Domenica 22 Dicembre 2024

Lo zucchero aumenta il rischio di ansia e depressione

C’è un legame tra una dieta ricca di zuccheri e la comparsa dell’ansia e della depressione, specialmente negli uomini adulti. A suggerirlo è un ampio studio inglese

Lo zucchero può provocare anche patologie psichiatriche – Foto: iStock / AngiePhotos

Non solo obesità, problemi al cuore e diabete: un’assunzione esagerata di zuccheri, specialmente nei maschi, aumenta non di poco il rischio di avere a che fare con ansia e depressione. A ipotizzarlo è uno studio dell’University College London (UCL), che ha mostrato una connessione tra una dieta ricca di cibo spazzatura (in questo caso bibite e dolci) e la comparsa di patologie psichiatriche. LO STUDIO La ricerca è stata molto ampia e si è concentrata su più di 8000 adulti residenti nel Regno Unito. I partecipanti hanno compilato regolarmente, a partire dagli anni ’80, questionari riguardanti i loro stili di vita, caratterizzati da domande del tipo “quanto spesso ti capita di mangiare una fetta di torta?”. Gli studiosi hanno inoltre sottoposto i soggetti a indagini sulla loro salute mentale e sul rapporto peso-altezza. RISULTANTI PREOCCUPANTI SUGLI UOMINI Negli uomini che hanno assunto una maggior quantità di cibo zuccherato (bibite frizzanti, torte, merendine e tè freddo), secondo i risultati, il rischio di contrarre ansia e depressione nei cinque anni successivi è aumentato del 23%. Sulle donne, che comunque erano in minoranza, non sono stati riscontrati gli stessi esiti così significativi.
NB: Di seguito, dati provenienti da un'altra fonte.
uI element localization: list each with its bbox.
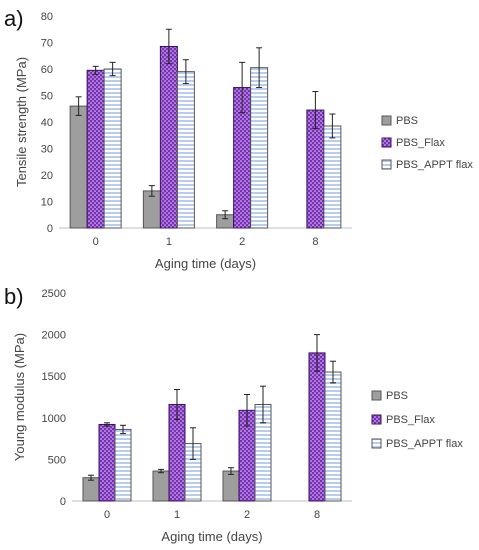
x-tick-label: 2 bbox=[239, 236, 245, 248]
x-tick-label: 8 bbox=[312, 236, 318, 248]
x-tick-label: 0 bbox=[104, 509, 110, 521]
y-tick-label: 30 bbox=[41, 144, 53, 156]
y-tick-label: 20 bbox=[41, 170, 53, 182]
error-bar-pbs-flax-8 bbox=[312, 91, 319, 130]
y-tick-label: 10 bbox=[41, 197, 53, 209]
x-axis-title: Aging time (days) bbox=[155, 256, 256, 271]
legend-swatch-pbs-appt-flax bbox=[371, 438, 382, 449]
error-bar-pbs-flax-2 bbox=[239, 61, 246, 114]
young-modulus-chart: 0 500 1000 1500 2000 2500 0 1 2 8 Aging time (days… bbox=[12, 288, 463, 544]
x-axis-title: Aging time (days) bbox=[161, 529, 262, 544]
bar-pbs-flax-0 bbox=[86, 69, 105, 229]
error-bar-pbs-appt-flax-1 bbox=[190, 427, 196, 460]
error-bar-pbs-1 bbox=[148, 185, 155, 197]
tensile-strength-chart: 0 10 20 30 40 50 60 70 80 0 1 2 8 Aging time (days) Te… bbox=[14, 11, 473, 271]
error-bar-pbs-appt-flax-8 bbox=[330, 360, 336, 384]
error-bar-pbs-0 bbox=[75, 96, 82, 116]
legend-swatch-pbs-flax bbox=[381, 137, 392, 148]
bar-pbs-appt-flax-0 bbox=[114, 428, 132, 502]
y-tick-label: 0 bbox=[60, 496, 66, 508]
bar-pbs-appt-flax-8 bbox=[324, 371, 342, 502]
y-tick-label: 50 bbox=[41, 91, 53, 103]
error-bar-pbs-appt-flax-2 bbox=[256, 47, 263, 89]
y-tick-label: 80 bbox=[41, 11, 53, 23]
x-tick-label: 1 bbox=[166, 236, 172, 248]
y-axis-title: Tensile strength (MPa) bbox=[14, 57, 29, 187]
error-bar-pbs-flax-2 bbox=[244, 394, 250, 427]
y-tick-label: 1000 bbox=[42, 413, 66, 425]
bar-pbs-0 bbox=[69, 105, 88, 229]
error-bar-pbs-appt-flax-0 bbox=[120, 424, 126, 435]
bar-pbs-flax-8 bbox=[308, 352, 326, 502]
error-bar-pbs-2 bbox=[222, 210, 229, 220]
bar-pbs-0 bbox=[82, 477, 100, 502]
error-bar-pbs-appt-flax-2 bbox=[260, 385, 266, 424]
y-tick-label: 500 bbox=[48, 454, 66, 466]
bar-pbs-appt-flax-2 bbox=[250, 67, 269, 229]
legend-swatch-pbs bbox=[381, 115, 392, 126]
error-bar-pbs-appt-flax-0 bbox=[109, 61, 116, 77]
x-tick-label: 0 bbox=[93, 236, 99, 248]
y-tick-label: 40 bbox=[41, 117, 53, 129]
legend-label-pbs-appt-flax: PBS_APPT flax bbox=[386, 438, 463, 450]
tensile-strength-panel: a) 0 10 20 30 40 50 60 70 80 0 1 2 8 Aging time (days… bbox=[4, 6, 473, 271]
x-tick-label: 8 bbox=[314, 509, 320, 521]
error-bar-pbs-flax-8 bbox=[314, 334, 320, 372]
x-tick-label: 1 bbox=[174, 509, 180, 521]
y-tick-label: 2500 bbox=[42, 288, 66, 300]
legend-swatch-pbs-flax bbox=[371, 414, 382, 425]
young-modulus-panel: b) 0 500 1000 1500 2000 2500 0 1 2 8 Aging time (d… bbox=[0, 282, 479, 550]
y-tick-label: 60 bbox=[41, 64, 53, 76]
legend-label-pbs-flax: PBS_Flax bbox=[396, 137, 445, 149]
x-tick-label: 2 bbox=[244, 509, 250, 521]
legend-label-pbs: PBS bbox=[386, 390, 408, 402]
bar-pbs-1 bbox=[152, 470, 170, 502]
error-bar-pbs-2 bbox=[228, 467, 234, 475]
y-tick-label: 1500 bbox=[42, 371, 66, 383]
y-tick-label: 2000 bbox=[42, 330, 66, 342]
error-bar-pbs-flax-1 bbox=[174, 389, 180, 420]
error-bar-pbs-appt-flax-8 bbox=[329, 113, 336, 139]
y-tick-label: 70 bbox=[41, 38, 53, 50]
bar-pbs-2 bbox=[222, 470, 240, 502]
error-bar-pbs-1 bbox=[158, 468, 164, 474]
y-axis-title: Young modulus (MPa) bbox=[12, 333, 27, 461]
legend-label-pbs: PBS bbox=[396, 115, 418, 127]
panel-label-b: b) bbox=[4, 284, 24, 309]
bar-pbs-appt-flax-1 bbox=[176, 71, 195, 229]
error-bar-pbs-0 bbox=[88, 474, 94, 481]
bar-pbs-appt-flax-0 bbox=[103, 68, 122, 229]
error-bar-pbs-flax-1 bbox=[165, 28, 172, 65]
legend-swatch-pbs bbox=[371, 390, 382, 401]
error-bar-pbs-flax-0 bbox=[104, 422, 110, 427]
bar-pbs-appt-flax-8 bbox=[323, 125, 342, 229]
error-bar-pbs-flax-0 bbox=[92, 65, 99, 75]
y-tick-label: 0 bbox=[47, 223, 53, 235]
bar-pbs-flax-0 bbox=[98, 423, 116, 502]
legend-swatch-pbs-appt-flax bbox=[381, 159, 392, 170]
bar-pbs-flax-1 bbox=[159, 45, 178, 229]
legend-label-pbs-appt-flax: PBS_APPT flax bbox=[396, 159, 473, 171]
error-bar-pbs-appt-flax-1 bbox=[182, 59, 189, 85]
legend-label-pbs-flax: PBS_Flax bbox=[386, 414, 435, 426]
panel-label-a: a) bbox=[4, 6, 24, 31]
LO ZUCCHERO MINACCIA LE CELLULE NERVOSE Una possibile motivazione è la seguente: lo zucchero può influenzare (negativamente) lo sviluppo delle cellule nervose perché ridurrebbe la presenza di una proteina molto importante per la corretta crescita dei neuroni nel cervello. Questo fenomeno è collegato alla comparsa delle patologie psichiatriche di cui ha parlato la ricerca. Inoltre “le donne erano solo un terzo del totale e quindi è possibile che lo zucchero possa avere gli effetti simili anche su di loro”, ha detto Anika Knuppel, leader dello studio. Per quanto la ricerca rappresenti solo un punto di partenza, nell'analisi del problema, i risultati hanno fatto comunque riflettere e hanno incoraggiato ulteriori approfondimenti, dato che potrebbe trattarsi di una questione da non sottovalutare.